|16| "Sesini çıkarma."

11K 1K 255
                                    

ŞU MEDYAYA BİR BAKSANIZAA.

selam aşklarımm.

geçen bölüme gelen oy sayısı neydi öyle... beni o kadar mutlu ediyorsunuz ki hemen bölüm yazasım geliyororororrrrrrr.

daha iki gün oldu önceki bölümü atalı, ama bakın bakayım umrumda mıymış? hemen yazasım geliyor çünkü ilginize aşığımmmmmm.

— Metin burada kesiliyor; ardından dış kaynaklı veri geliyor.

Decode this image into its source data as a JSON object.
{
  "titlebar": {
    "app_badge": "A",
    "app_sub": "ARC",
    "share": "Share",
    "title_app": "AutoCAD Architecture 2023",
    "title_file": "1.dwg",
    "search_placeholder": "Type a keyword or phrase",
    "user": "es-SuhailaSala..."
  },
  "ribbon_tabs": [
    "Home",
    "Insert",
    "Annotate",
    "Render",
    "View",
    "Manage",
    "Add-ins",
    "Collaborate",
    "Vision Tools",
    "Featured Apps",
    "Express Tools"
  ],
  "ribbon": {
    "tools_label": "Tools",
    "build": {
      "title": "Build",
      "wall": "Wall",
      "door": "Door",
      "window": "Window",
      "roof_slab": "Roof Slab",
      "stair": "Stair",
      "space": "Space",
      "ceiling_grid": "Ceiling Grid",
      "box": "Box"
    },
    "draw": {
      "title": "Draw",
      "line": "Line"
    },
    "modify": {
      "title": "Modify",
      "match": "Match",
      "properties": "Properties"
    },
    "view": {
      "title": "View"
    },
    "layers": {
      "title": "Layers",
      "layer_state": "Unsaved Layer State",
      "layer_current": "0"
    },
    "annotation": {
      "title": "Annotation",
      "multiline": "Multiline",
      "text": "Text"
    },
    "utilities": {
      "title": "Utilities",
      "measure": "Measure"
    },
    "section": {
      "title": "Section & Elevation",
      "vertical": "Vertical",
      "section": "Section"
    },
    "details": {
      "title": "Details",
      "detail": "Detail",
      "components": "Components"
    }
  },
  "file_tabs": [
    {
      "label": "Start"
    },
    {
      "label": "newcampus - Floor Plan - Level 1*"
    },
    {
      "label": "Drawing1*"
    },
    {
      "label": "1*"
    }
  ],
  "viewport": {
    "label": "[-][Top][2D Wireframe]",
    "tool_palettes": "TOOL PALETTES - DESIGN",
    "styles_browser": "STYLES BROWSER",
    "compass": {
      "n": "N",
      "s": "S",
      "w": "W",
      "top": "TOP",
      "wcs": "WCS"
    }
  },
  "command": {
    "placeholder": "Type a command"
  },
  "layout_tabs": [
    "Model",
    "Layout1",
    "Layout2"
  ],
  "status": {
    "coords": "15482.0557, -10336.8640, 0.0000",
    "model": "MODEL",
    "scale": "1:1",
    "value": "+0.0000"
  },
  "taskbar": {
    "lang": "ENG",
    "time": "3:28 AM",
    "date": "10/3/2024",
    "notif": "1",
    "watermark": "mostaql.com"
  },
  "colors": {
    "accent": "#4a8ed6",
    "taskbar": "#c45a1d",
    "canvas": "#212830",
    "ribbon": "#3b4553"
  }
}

ha birde, taslakta 5 kitabım olduğundan bahsetmiştim ya... sanırım yazacağım birini, ve sanırım texting olacak... ama karar vermedim hangisini yazacağıma. yani textingde olabilir düzyazıda... siz hangisini istersiniz? düzyazı mı, texting mi?

keyifli okumalar, sizi seviyorum, muahh.

-

"Hadi, ye şundan biraz." Sıcak çorbayı Jimin'in önüne yerleştirdiğim sehpanın üzerine koyduğumda, Jimin'in gözleri ufak bir şekilde tabağa kaymıştı. Gözleri kızarıktı, hâlâ neden ağladığını, ya da kim için ağladığını çözebilmiş değildim, inatla söylemiyordu çünkü.

"Yemek istemiyorum, Jeongguk," başını hafifçe iki yana sallayarak pozisyonunu değiştirdi. Sarı saçları dağılmıştı. Kirpikleri ve gözleri ıslak, burnu ve yanakları kızarıktı. Gerçekten çok tatlı gözüküyordu.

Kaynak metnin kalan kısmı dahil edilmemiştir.